Pour de nombreux leaders aborigènes, la crise à laquelle l'Australie est confrontée révèle l'échec d'une gestion des terres aveugle.
..... Membre des Bundjalungs, gardiens originels de la zone côtière septentrionale de la Nouvelle-Galles du Sud, Oliver Costello lâche, non sans amertume: «Cela fait un moment que nous répétons aux gens que de grands incendies arrivent. Personne ne nous a écoutés.» Les populations aborigènes, premiers êtres humains connus à avoir peuplé la partie continentale de l'Australie, ont appris à gérer et calmer les risques de méga-feux grâce à une connaissance spécifique des écosystèmes locaux et à des brûlis raisonnés et soigneusement contrôlés.
«Avant la colonisation, les tribus suivaient la loi de la terre en gérant les relations des plantes et des animaux locaux, qui ont leur propre identité et leurs propres comportements, avec le feu. Lorsque vous brûlez de la bonne façon, vous obtenez les bons animaux, les bonnes plantes et les bonnes personnes aux bons endroits. Lorsque vous brûlez mal, vous perturbez ces relations», expose Oliver Costello, à la tête de Firesticks, une organisation qui s'assure de la conservation des pratiques autochtones de gestion des incendies et des terres.
..... Contrairement aux techniques occidentales, le brûlage culturel adopte une approche holistique synchronisée avec les saisons, les durées de gestation des animaux, les période de semis et de plantation. Les Occidentaux appellent cela un «écosystème»; les Aborigènes utilisent le mot «parenté». Il s'agit d'un système complexe qui détermine la façon dont les êtres vivants interagissent entre eux et leurs rôles, responsabilités et obligations les uns par rapport aux autres et avec la terre.
Des techniques occidentales moins efficaces
La déstructuration des anciennes pratiques de gestion a rendu la végétation plus inflammable et les populations plus vulnérables. En 1990 déjà, le chercheur Phil Cheney, membre du Commonwealth Scientific and Industrial Research Organisation (CSIRO) publiait un article scientifique sur la gestion actuelles des feux de forêt en Australie: «Comme les forêts qui n'étaient aménagées par les services forestiers que depuis vingt ans sont confiées aux services de gestion des parcs qui ont peu d'expérience de gestion du feu, la possibilité apparaît de voir dans l'avenir les grands incendies plus fréquents et probablement plus destructeurs. Le public, au sens large, est privé des compétences de la gestion du feu qui ont été acquises soigneusement et péniblement depuis plus de cent ans.»
..... Le respect des saisons est un autre élément fondamental. Avec la colonisation s'est imposé le calendrier grégorien et la division de l'année en quatre saisons. Cependant, les notions européennes d'été, d'automne, d'hiver et de printemps sont totalement inadéquates pour classer les saisons australiennes, très diversifiées.

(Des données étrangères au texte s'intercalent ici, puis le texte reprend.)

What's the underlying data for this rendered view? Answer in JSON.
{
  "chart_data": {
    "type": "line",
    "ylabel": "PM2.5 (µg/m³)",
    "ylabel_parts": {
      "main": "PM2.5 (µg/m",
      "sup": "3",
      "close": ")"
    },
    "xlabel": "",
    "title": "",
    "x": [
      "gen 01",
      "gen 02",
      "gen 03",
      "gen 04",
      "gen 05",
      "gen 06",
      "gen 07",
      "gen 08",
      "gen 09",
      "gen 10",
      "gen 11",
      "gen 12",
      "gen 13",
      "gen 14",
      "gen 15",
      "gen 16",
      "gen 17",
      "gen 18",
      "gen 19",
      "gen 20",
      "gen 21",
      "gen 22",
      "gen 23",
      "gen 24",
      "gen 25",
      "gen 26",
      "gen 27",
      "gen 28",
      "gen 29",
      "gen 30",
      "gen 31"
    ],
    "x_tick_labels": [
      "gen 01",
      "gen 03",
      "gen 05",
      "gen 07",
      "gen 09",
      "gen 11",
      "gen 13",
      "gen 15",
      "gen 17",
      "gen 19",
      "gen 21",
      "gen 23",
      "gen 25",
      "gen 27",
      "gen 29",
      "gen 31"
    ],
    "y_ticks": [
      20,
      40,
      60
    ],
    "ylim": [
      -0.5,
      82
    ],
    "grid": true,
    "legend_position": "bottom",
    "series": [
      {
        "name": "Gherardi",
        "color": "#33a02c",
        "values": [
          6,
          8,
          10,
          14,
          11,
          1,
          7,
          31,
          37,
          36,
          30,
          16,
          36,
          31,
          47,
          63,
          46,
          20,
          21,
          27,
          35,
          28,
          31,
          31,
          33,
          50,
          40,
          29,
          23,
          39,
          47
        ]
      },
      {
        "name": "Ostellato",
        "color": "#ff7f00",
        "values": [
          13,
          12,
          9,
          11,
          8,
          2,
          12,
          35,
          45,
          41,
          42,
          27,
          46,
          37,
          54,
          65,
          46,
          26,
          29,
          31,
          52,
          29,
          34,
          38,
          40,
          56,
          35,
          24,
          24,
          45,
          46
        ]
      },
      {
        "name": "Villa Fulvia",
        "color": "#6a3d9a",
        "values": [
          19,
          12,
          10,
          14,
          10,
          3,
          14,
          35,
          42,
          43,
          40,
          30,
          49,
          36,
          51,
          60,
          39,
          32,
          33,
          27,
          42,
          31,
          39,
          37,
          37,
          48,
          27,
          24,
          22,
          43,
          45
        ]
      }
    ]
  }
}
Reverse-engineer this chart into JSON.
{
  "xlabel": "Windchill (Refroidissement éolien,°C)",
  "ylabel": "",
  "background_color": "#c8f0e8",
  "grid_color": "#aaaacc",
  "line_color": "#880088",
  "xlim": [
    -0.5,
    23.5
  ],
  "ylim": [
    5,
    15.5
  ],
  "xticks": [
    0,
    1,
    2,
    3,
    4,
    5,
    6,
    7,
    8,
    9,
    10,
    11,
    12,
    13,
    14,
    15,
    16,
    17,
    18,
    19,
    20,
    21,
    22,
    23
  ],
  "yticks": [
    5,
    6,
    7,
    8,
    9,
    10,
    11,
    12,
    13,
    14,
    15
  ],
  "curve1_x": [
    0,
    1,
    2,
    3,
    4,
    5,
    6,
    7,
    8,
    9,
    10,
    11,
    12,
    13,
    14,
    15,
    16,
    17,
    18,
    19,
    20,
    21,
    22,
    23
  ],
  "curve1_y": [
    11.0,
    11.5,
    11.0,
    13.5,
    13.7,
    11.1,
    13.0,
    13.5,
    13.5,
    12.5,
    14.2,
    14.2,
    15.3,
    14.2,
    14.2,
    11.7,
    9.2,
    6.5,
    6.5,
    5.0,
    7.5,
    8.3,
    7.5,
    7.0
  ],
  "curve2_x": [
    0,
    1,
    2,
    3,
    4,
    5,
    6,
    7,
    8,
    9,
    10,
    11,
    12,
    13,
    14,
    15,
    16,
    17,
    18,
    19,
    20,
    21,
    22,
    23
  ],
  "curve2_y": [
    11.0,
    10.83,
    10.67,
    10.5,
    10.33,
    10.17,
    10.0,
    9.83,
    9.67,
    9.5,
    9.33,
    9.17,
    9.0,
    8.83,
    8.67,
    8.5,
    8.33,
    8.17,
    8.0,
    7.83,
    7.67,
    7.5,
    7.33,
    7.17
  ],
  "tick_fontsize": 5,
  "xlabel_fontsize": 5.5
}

Par exemple, sur la terre des Wardaman, à l'ouest de la ville Katherine dans le Territoire du Nord, c'est actuellement Yijilg, une fin de l'été marquée par de fortes précipitations. Certains territoires voient six différentes saisons par an, d'autres plus, d'autres moins.
«Les Occidentaux se servent des dates et de l'état du combustible pour savoir quand brûler. Ils n'utilisent pas les valeurs, la parenté, les lois culturelles qui régissent le territoire et finissent bien souvent par appliquer le mauvais type de feu, déplore Oliver Costello. Souvent, les feux sont trop chauds. Ils abîment et brûlent la canopée. Le sol se retrouve donc à nu, en proie à la lumière du soleil. Cela accélère la régénération des arbustes qui évincent les herbes, graminées, fougères et autres espèces terrestres, et permet à plus de matière combustible de pousser.» C'est un cercle vicieux.